Crackdown is welcome
Starting Saturday, San Francisco city officials will begin a yearlong enforcement campaign on speeding drivers. We have just one question: what took them so long?
The campaign, which is part of San Francisco’s ambitious Vision Zero program to eliminate traffic deaths by 2024, won’t be politically popular. By adding enforcement to a dozen of San Francisco’s high-speeding corridors, San Francisco officials will slow down traffic in a city that’s grown more congested in recent years. San Francisco drivers are already frustrated with the slow speed of traffic, and increased enforcement will make them more frustrated. It will also save lives. San Francisco had as many people killed while walking and biking in 2015 as were killed in 2014, and 26 percent of those fatal collisions were the result of driver speeding.
Since more than 70 percent of severe and fatal accidents happen on just 12 percent of San Francisco streets, it makes sense for officials to concentrate police resources on the city’s most dangerous corridors. The list includes some notorious speed zones, like Howard Street from Embarcadero to South Van Ness and Sunset Boulevard between Lake Merced and Martin Luther King Jr. Drive.
While they’re at it, we urge San Francisco police to crack down on a few other bad driving habits that have proliferated lately.
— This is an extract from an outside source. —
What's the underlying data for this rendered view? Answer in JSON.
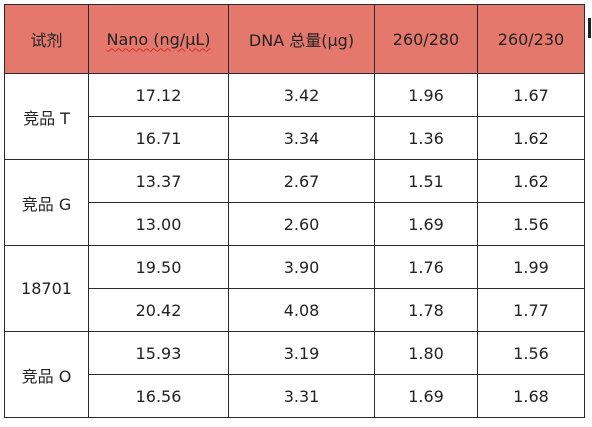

One of the top things slowing traffic down in San Francisco right now has to be the phenomenon of “blocking the box,” or remaining in intersections and crosswalks after the light has changed from green to red. This behavior jeopardizes pedestrian safety and paralyzes traffic.
San Francisco has cracked down on box-blocking in the past. From the looks of our streets today, it needs to do so again.